Because telehealth is a relatively recent invention, the interpretations and kinks in the laws haven't fully been ironed out yet. Also, there is a lot of argument around "payment parity" in some state laws, which means that the cost of a telehealth visit may cost the same as an in-person visit. Because of the ambiguity, you will need a well-read lawyer who knows a lot about the subject area of healthcare, and telehealth law would pay off in dividends. Epstein, Becker, and Green are a large firm that does Health Care & Business Law; you can find them here.
HIPAA Still Applies, The New Notification of Enforcement Discretion Regarding Covid-19 and Remote Telehealth Communications
HIPAA, the Health Insurance Portability and Accountability Act, applies now more than ever.
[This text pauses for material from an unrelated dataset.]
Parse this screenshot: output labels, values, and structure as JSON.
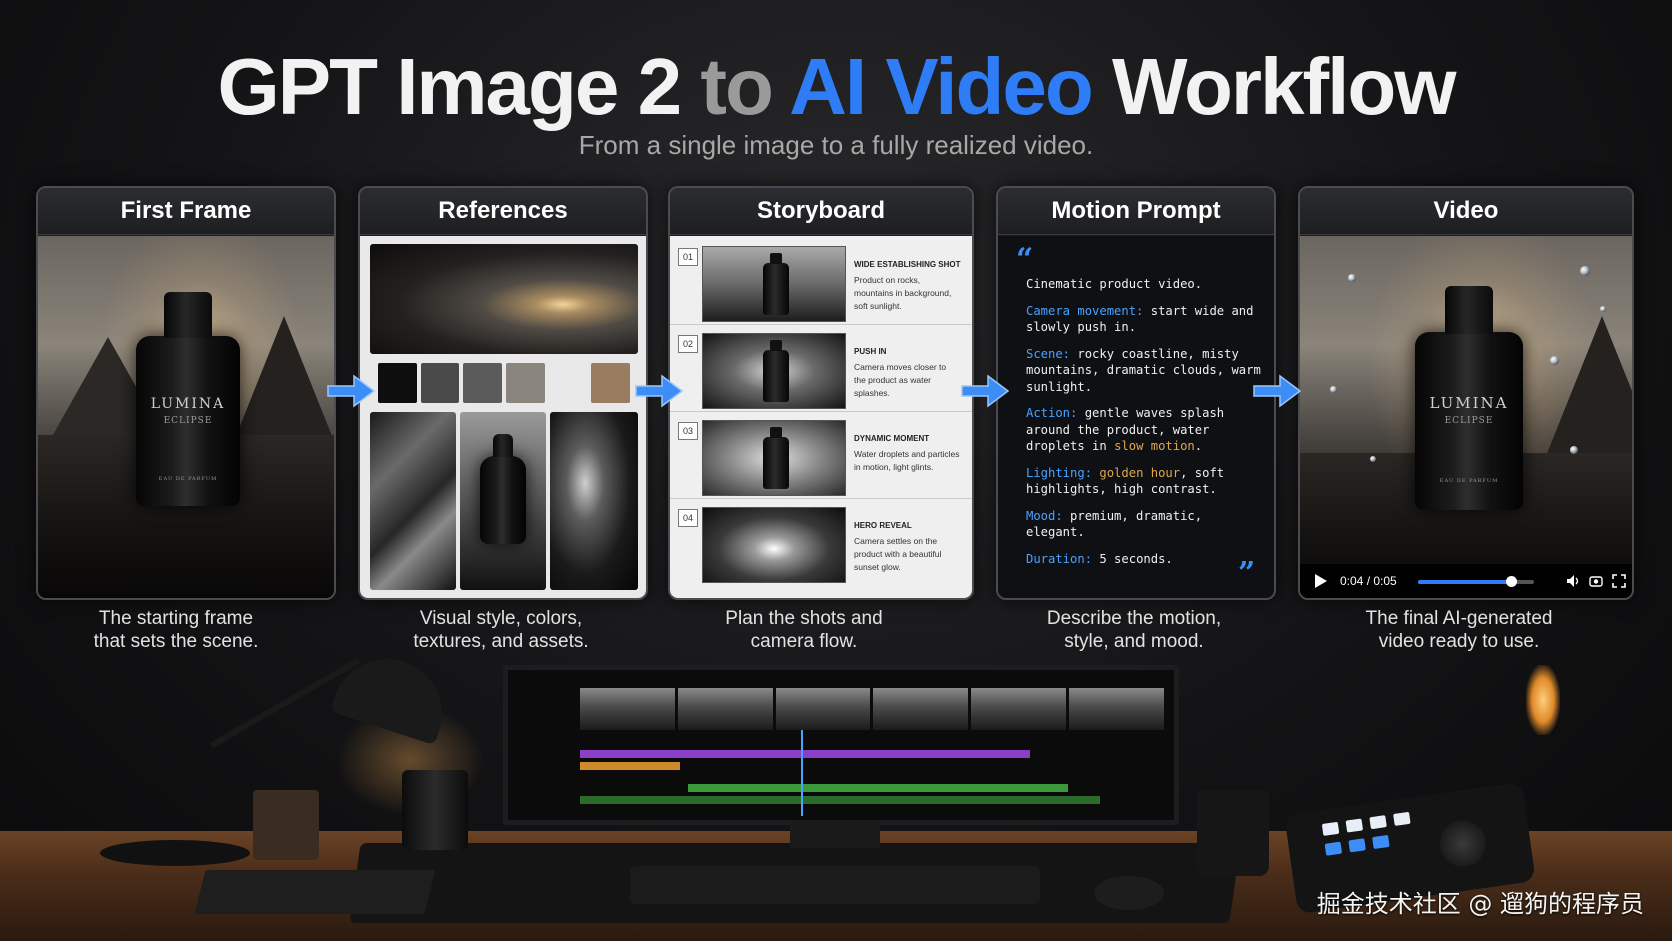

The Department of Health and Human Services (HHS) has stated that any healthcare provider is encouraged to notify patients that third-party applications potentially introduce privacy risks, and providers should enable all encryption and privacy modes when using such applications.
Nevertheless, if you are providing telehealth services, you should know about the Notification of Enforcement Discretion Regarding Covid-19 and Remote Telehealth Communications. The Office of Civil Rights under the HHS announced that they would be a little more lenient on putting penalties for violations of the HIPAA privacy, security, and breach notification rules during the COVID-19 pandemic. They still have the discretion to implement the penalties. Still, they really want to make sure that everyone is receiving medical assistance, whether it has to be through forms of communication that are not as secure as third-party applications that are intended for medical health communications.
The Last Key: Stay Organized and Monitor
The last piece of advice is to stay organized. Being organized can be difficult during the pandemic, especially considering you'll be launching a new business system that likely will be operating differently than your in-person clients. Because of this, you're going to have to take action to make sure everything goes smoothly. One will be to make sure your in-client calendars and telehealth calendars are in sync or are physically the same calendar system. If you need to keep sensitive client documents, then make sure you are saving your documentation and placing them in secure files and cabinets.
As stated by the Rural Health Information Hub, a supported service by the Department of Health and Human Services, ". . . continuous program monitoring is important to help identify potential points of improvement. Regular evaluation of the program allows the implementation team to identify areas of high and low performance and therefore make a change as needed. This information may be provided in data reports and patient satisfaction surveys." Click here for more information. Having a plan for monitoring the quality of care and satisfaction of care is going to be integral at the launch of your telehealth services.
As always, if you need help, seek help! The resources above will get you started at making sure your small business is telehealth ready. Keeping tabs of developments in the law around HIPAA implementation, and telemedicine laws at the state level will give you an edge on business and legal developments. Just remember, for you and your employees, health is all we need.